Direktur Perubahan Iklim BMKG, Fachri Rajab, menjelaskan bahwa istilah “lebih kering” merujuk pada kondisi curah hujan yang berada di bawah rata-rata klimatologis jangka panjang. Ia menegaskan bahwa kondisi ini bukan berarti menjadi musim kemarau paling ekstrem dalam tiga dekade terakhir, melainkan relatif lebih kering dibandingkan pola normal. “Bila dibandingkan dengan rata-ratanya selama 30 tahun, musim kemarau tahun ini relatif lebih kering. Namun perlu digarisbawahi, maksudnya adalah lebih kering dari rata-rata, bukan musim kemarau terparah sepanjang 30 tahun,” ujarnya dalam diskusi memperingati Hari Meteorologi Dunia ke-76 di Jakarta, Selasa (14/4).

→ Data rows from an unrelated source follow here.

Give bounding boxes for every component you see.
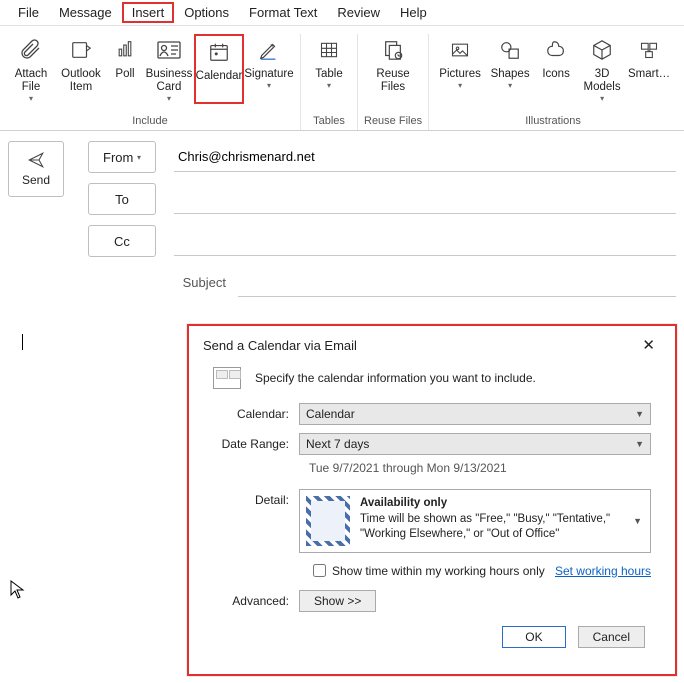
table-icon xyxy=(315,36,343,64)
calendar-select[interactable]: Calendar▼ xyxy=(299,403,651,425)
advanced-label: Advanced: xyxy=(213,594,299,608)
menu-options[interactable]: Options xyxy=(174,2,239,23)
table-label: Table xyxy=(315,68,343,81)
working-hours-checkbox[interactable] xyxy=(313,564,326,577)
detail-description: Time will be shown as "Free," "Busy," "T… xyxy=(360,513,610,541)
shapes-label: Shapes xyxy=(491,68,530,81)
pictures-label: Pictures xyxy=(439,68,481,81)
calendar-label: Calendar xyxy=(196,70,243,100)
cc-button[interactable]: Cc xyxy=(88,225,156,257)
icons-button[interactable]: Icons xyxy=(535,34,577,100)
pictures-button[interactable]: Pictures▾ xyxy=(435,34,485,100)
poll-icon xyxy=(111,36,139,64)
business-card-button[interactable]: BusinessCard▾ xyxy=(144,34,194,100)
3d-models-label: 3DModels xyxy=(584,68,621,94)
icons-icon xyxy=(542,36,570,64)
chevron-down-icon: ▼ xyxy=(633,516,642,526)
reuse-files-label: ReuseFiles xyxy=(376,68,409,98)
smartart-icon xyxy=(635,36,663,64)
send-label: Send xyxy=(22,173,50,187)
reuse-files-button[interactable]: ReuseFiles xyxy=(369,34,417,100)
icons-label: Icons xyxy=(542,68,570,98)
poll-label: Poll xyxy=(115,68,134,98)
paperclip-icon xyxy=(17,36,45,64)
date-range-select[interactable]: Next 7 days▼ xyxy=(299,433,651,455)
reuse-files-icon xyxy=(379,36,407,64)
group-reuse-label: Reuse Files xyxy=(364,115,422,127)
menu-review[interactable]: Review xyxy=(327,2,390,23)
menu-file[interactable]: File xyxy=(8,2,49,23)
working-hours-label: Show time within my working hours only xyxy=(332,564,545,578)
outlook-item-button[interactable]: OutlookItem xyxy=(56,34,106,100)
signature-label: Signature xyxy=(244,68,293,81)
shapes-icon xyxy=(496,36,524,64)
cube-icon xyxy=(588,36,616,64)
business-card-icon xyxy=(155,36,183,64)
business-card-label: BusinessCard xyxy=(146,68,193,94)
cancel-button[interactable]: Cancel xyxy=(578,626,645,648)
from-button[interactable]: From ▾ xyxy=(88,141,156,173)
date-range-label: Date Range: xyxy=(213,437,299,451)
menu-bar: File Message Insert Options Format Text … xyxy=(0,0,684,26)
signature-icon xyxy=(255,36,283,64)
ok-button[interactable]: OK xyxy=(502,626,565,648)
cc-field[interactable] xyxy=(174,226,676,256)
ribbon: AttachFile▾ OutlookItem Poll BusinessCar… xyxy=(0,26,684,131)
menu-message[interactable]: Message xyxy=(49,2,122,23)
detail-title: Availability only xyxy=(360,497,447,509)
calendar-icon xyxy=(205,38,233,66)
group-include: AttachFile▾ OutlookItem Poll BusinessCar… xyxy=(0,34,301,130)
smartart-button[interactable]: Smart… xyxy=(627,34,671,100)
date-range-hint: Tue 9/7/2021 through Mon 9/13/2021 xyxy=(309,461,651,475)
group-illustrations: Pictures▾ Shapes▾ Icons 3DModels▾ Smart…… xyxy=(429,34,677,130)
outlook-item-icon xyxy=(67,36,95,64)
to-button[interactable]: To xyxy=(88,183,156,215)
calendar-button[interactable]: Calendar xyxy=(194,34,244,104)
attach-file-label: AttachFile xyxy=(15,68,48,94)
menu-insert[interactable]: Insert xyxy=(122,2,175,23)
calendar-select-label: Calendar: xyxy=(213,407,299,421)
group-illustrations-label: Illustrations xyxy=(525,115,581,127)
send-button[interactable]: Send xyxy=(8,141,64,197)
group-tables-label: Tables xyxy=(313,115,345,127)
detail-label: Detail: xyxy=(213,489,299,507)
calendar-dialog-icon xyxy=(213,367,241,389)
to-field[interactable] xyxy=(174,184,676,214)
table-button[interactable]: Table▾ xyxy=(307,34,351,100)
attach-file-button[interactable]: AttachFile▾ xyxy=(6,34,56,100)
smartart-label: Smart… xyxy=(628,68,670,98)
3d-models-button[interactable]: 3DModels▾ xyxy=(577,34,627,100)
set-working-hours-link[interactable]: Set working hours xyxy=(555,564,651,578)
close-button[interactable]: ✕ xyxy=(636,336,661,355)
pictures-icon xyxy=(446,36,474,64)
shapes-button[interactable]: Shapes▾ xyxy=(485,34,535,100)
outlook-item-label: OutlookItem xyxy=(61,68,101,98)
poll-button[interactable]: Poll xyxy=(106,34,144,100)
cursor-icon xyxy=(10,580,26,600)
detail-thumbnail-icon xyxy=(306,496,350,546)
dialog-title: Send a Calendar via Email xyxy=(203,338,357,353)
group-reuse: ReuseFiles Reuse Files xyxy=(358,34,429,130)
menu-help[interactable]: Help xyxy=(390,2,437,23)
menu-format-text[interactable]: Format Text xyxy=(239,2,327,23)
chevron-down-icon: ▼ xyxy=(635,409,644,419)
signature-button[interactable]: Signature▾ xyxy=(244,34,294,100)
subject-label: Subject xyxy=(88,275,238,290)
compose-area: Send From ▾ To Cc Subject xyxy=(0,141,684,307)
dialog-subtitle: Specify the calendar information you wan… xyxy=(255,371,536,385)
send-calendar-dialog: Send a Calendar via Email ✕ Specify the … xyxy=(187,324,677,676)
show-advanced-button[interactable]: Show >> xyxy=(299,590,376,612)
group-tables: Table▾ Tables xyxy=(301,34,358,130)
from-field[interactable] xyxy=(174,142,676,172)
group-include-label: Include xyxy=(132,115,167,127)
chevron-down-icon: ▼ xyxy=(635,439,644,449)
subject-field[interactable] xyxy=(238,267,676,297)
chevron-down-icon: ▾ xyxy=(137,153,141,162)
detail-select[interactable]: Availability only Time will be shown as … xyxy=(299,489,651,553)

BMKG juga mengingatkan bahwa datangnya musim kemarau yang lebih awal dapat memengaruhi pola tanam serta ketersediaan air di sejumlah wilayah. Sementara itu, durasi kemarau yang lebih panjang berpotensi meningkatkan risiko kekeringan, terutama di daerah yang memiliki ketergantungan tinggi terhadap curah hujan. Oleh karena itu, diperlukan langkah antisipasi sejak dini untuk meminimalisasi dampak yang mungkin timbul.
Sejumlah sektor diharapkan dapat melakukan penyesuaian terhadap prakiraan ini, termasuk sektor pertanian yang perlu mengatur kembali jadwal tanam dan pemilihan komoditas yang lebih tahan terhadap kondisi kering. Selain itu, pengelolaan sumber daya air juga menjadi krusial untuk memastikan ketersediaan air bersih bagi masyarakat tetap terjaga selama periode kemarau berlangsung.
BMKG mengimbau masyarakat serta pemangku kepentingan untuk terus memantau perkembangan informasi cuaca dan iklim secara berkala. Dengan kesiapsiagaan yang baik, potensi dampak dari musim kemarau yang lebih kering dan panjang ini diharapkan dapat diminimalisasi, sehingga aktivitas masyarakat dan sektor ekonomi tetap dapat berjalan dengan optimal.